Every aircraft registered with the FAA (N-numbered) has an Airworthiness Certificate of some kind. The three types of Airworthiness certificates are Standard, Special, and Experimental.
Standard applies to factory-built aircraft like Cessnas and Boeings. They are built to an FAA-approved design with FAA oversight of the producer’s quality control system. No changes are allowed to the aircraft without manufacturer or FAA approval. These aircraft undergo millions of dollars worth of testing to earn their Standard Airworthiness Certificates. These aircraft can be rented and used commercially, carrying passengers and cargo for hire.
Special applies to factory-built aircraft in the Light Sport realm, that are produced to an FAA-accepted standard, but do not have direct FAA oversight of production and quality control. These aircraft can be rented but are not used to carry passengers and cargo for hire. They can be rented to a person for their flight training, but not used for point to point transportation like an airline.
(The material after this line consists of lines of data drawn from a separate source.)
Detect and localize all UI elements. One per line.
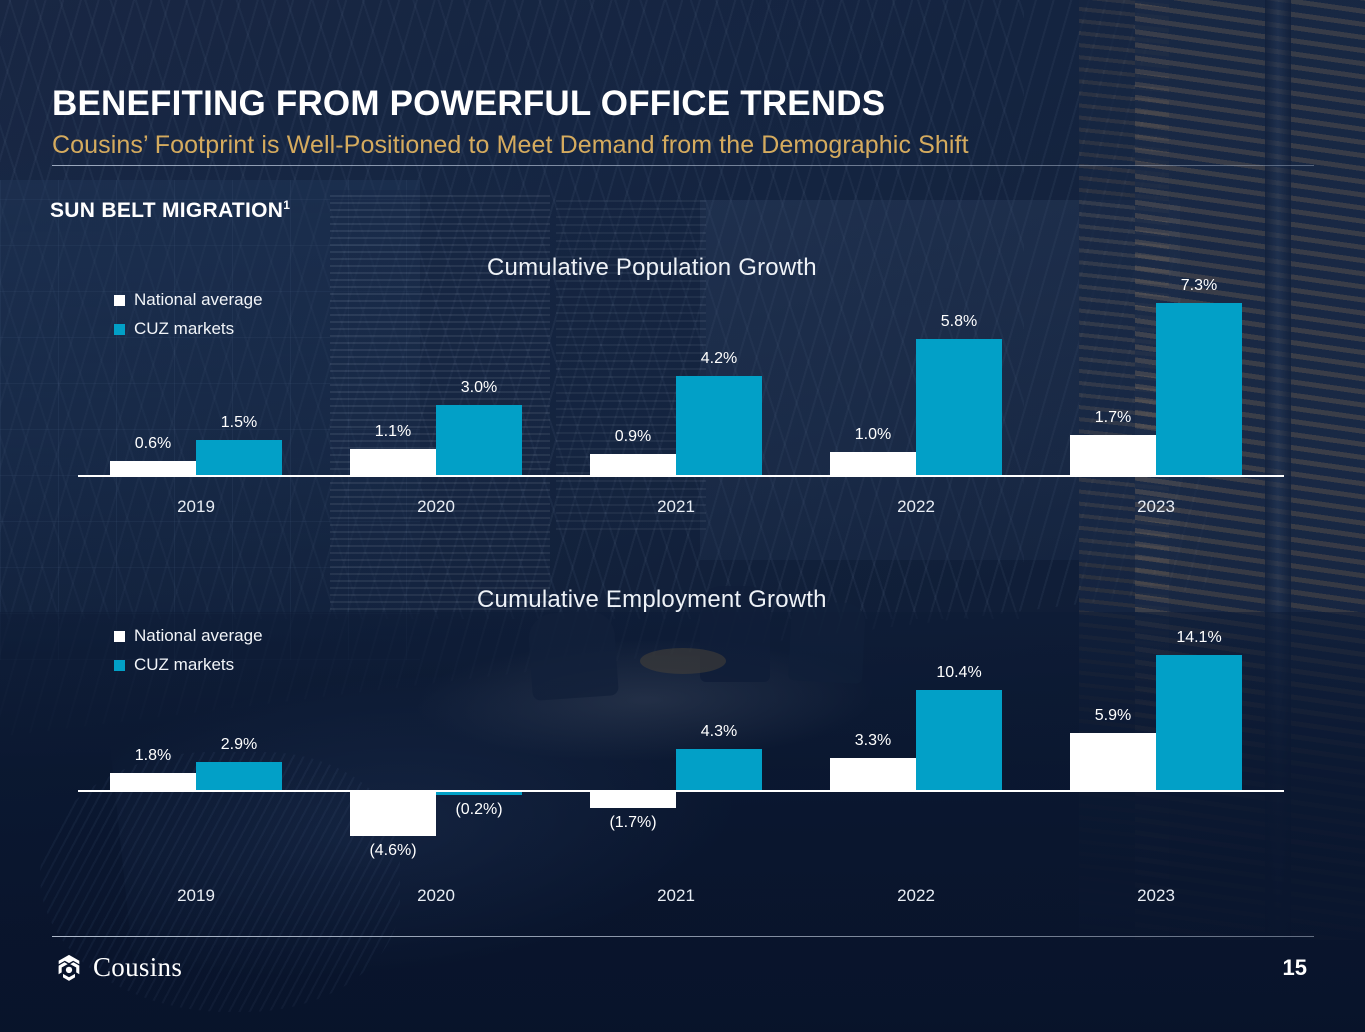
bar-value-label: 14.1% [1138, 629, 1260, 647]
x-axis-label-2019: 2019 [70, 497, 322, 517]
cousins-logo: Cousins [54, 952, 182, 983]
header-divider [52, 165, 1314, 166]
legend-swatch-icon [114, 631, 125, 642]
section-heading-footnote: 1 [283, 198, 290, 212]
footer-divider [52, 936, 1314, 937]
x-axis-label-2023: 2023 [1030, 886, 1282, 906]
bar-population-2021-cuz [676, 376, 762, 475]
bar-population-2023-cuz [1156, 303, 1242, 475]
section-heading-label: SUN BELT MIGRATION [50, 199, 283, 222]
legend-item-cuz-markets: CUZ markets [114, 319, 263, 339]
section-heading: SUN BELT MIGRATION1 [50, 198, 290, 223]
x-axis-label-2021: 2021 [550, 886, 802, 906]
bar-employment-2021-cuz [676, 749, 762, 790]
bar-employment-2019-national [110, 773, 196, 790]
bar-value-label: (0.2%) [418, 801, 540, 819]
bar-population-2022-cuz [916, 339, 1002, 475]
legend-swatch-icon [114, 324, 125, 335]
bar-value-label: 10.4% [898, 664, 1020, 682]
cousins-logo-text: Cousins [93, 952, 182, 983]
bar-population-2019-national [110, 461, 196, 475]
x-axis-label-2020: 2020 [310, 497, 562, 517]
bar-value-label: 4.2% [658, 350, 780, 368]
cousins-pinwheel-icon [54, 953, 84, 983]
bar-value-label: (1.7%) [572, 814, 694, 832]
bar-employment-2022-cuz [916, 690, 1002, 790]
x-axis-label-2022: 2022 [790, 886, 1042, 906]
bar-employment-2022-national [830, 758, 916, 790]
bar-employment-2019-cuz [196, 762, 282, 790]
bar-population-2019-cuz [196, 440, 282, 475]
bar-value-label: 1.5% [178, 414, 300, 432]
x-axis-label-2023: 2023 [1030, 497, 1282, 517]
x-axis-label-2019: 2019 [70, 886, 322, 906]
x-axis-label-2022: 2022 [790, 497, 1042, 517]
chart-axis-line-population [78, 475, 1284, 477]
legend-item-label: National average [134, 626, 263, 646]
chart-legend-population: National averageCUZ markets [114, 290, 263, 348]
bar-population-2020-national [350, 449, 436, 475]
bar-value-label: 5.8% [898, 313, 1020, 331]
chart-title-population: Cumulative Population Growth [487, 254, 817, 282]
page-title: BENEFITING FROM POWERFUL OFFICE TRENDS [52, 84, 885, 124]
legend-item-label: CUZ markets [134, 319, 234, 339]
x-axis-label-2020: 2020 [310, 886, 562, 906]
x-axis-label-2021: 2021 [550, 497, 802, 517]
chart-title-employment: Cumulative Employment Growth [477, 586, 827, 614]
bar-population-2023-national [1070, 435, 1156, 475]
bar-employment-2023-national [1070, 733, 1156, 790]
bar-value-label: 3.0% [418, 379, 540, 397]
bar-value-label: 2.9% [178, 736, 300, 754]
page-number: 15 [1283, 955, 1307, 981]
bar-value-label: (4.6%) [332, 842, 454, 860]
bar-population-2021-national [590, 454, 676, 475]
bar-employment-2020-cuz [436, 792, 522, 795]
chart-legend-employment: National averageCUZ markets [114, 626, 263, 684]
chart-axis-line-employment [78, 790, 1284, 792]
legend-item-label: CUZ markets [134, 655, 234, 675]
bar-population-2020-cuz [436, 405, 522, 476]
bar-employment-2023-cuz [1156, 655, 1242, 790]
legend-swatch-icon [114, 295, 125, 306]
legend-item-national-average: National average [114, 626, 263, 646]
legend-item-label: National average [134, 290, 263, 310]
bar-value-label: 4.3% [658, 723, 780, 741]
bar-employment-2021-national [590, 792, 676, 808]
legend-item-national-average: National average [114, 290, 263, 310]
bar-value-label: 7.3% [1138, 277, 1260, 295]
legend-item-cuz-markets: CUZ markets [114, 655, 263, 675]
bar-population-2022-national [830, 452, 916, 476]
page-subtitle: Cousins’ Footprint is Well-Positioned to… [52, 131, 969, 160]
legend-swatch-icon [114, 660, 125, 671]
Experimental is a broad category that applies to any aircraft that never earned a Standard or Special airworthiness certificate. It covers everything from home-built aircraft to huge warbirds and fighter jets. Many interesting aircraft on display and performing at airshows carry the Experimental airworthiness certificate. Sleek new innovative aircraft are typically Experimental as they are being developed and tested. After they are proven and have sufficient market demand, their manufacturer may put together a test program to earn Special or Standard airworthiness certificates.
Most older trikes are Experimental Light Sport Aircraft (ELSA). When the FAA started the Sport Pilot and Light Sport Aircraft regulations in 2006, they had a program to get these previously unregistered aircraft into the FAA N-number system. Large numbers of trikes and other light aircraft became registered with the FAA as Experimental Light Sport aircraft. The FAA issued them Airworthiness Certificates, Operating Limitations and N-numbers just like all other FAA-registered aircraft have.
Aircraft manufacturers register the new aircraft we build as Special Light Sport Aircraft (SLSA). To keep the Special Airworthiness Certificate, the aircraft must stay in its factory configuration and be professionally maintained. No changes or modifications are allowed without factory approval. An SLSA can be used for hire. An owner can rent the SLSA aircraft to other pilots. An instructor or flight school can rent the SLSA to their students. When used for hire, the SLSA aircraft must have a condition inspection every 100 flight hours, same as other aircraft used commercially.
Aircraft manufacturers can also produce new aircraft with Experimental Airworthiness Certificates. We produce the aircraft as an SLSA but then exchange the Special airworthiness certificate for an Experimental certificate. An ELSA aircraft can be modified and maintained by the owner but cannot be rented to others. If you want the flexibility of doing your own maintenance, adding accessories and modifications whenever you want without outside approval, choose the Experimental airworthiness certificate.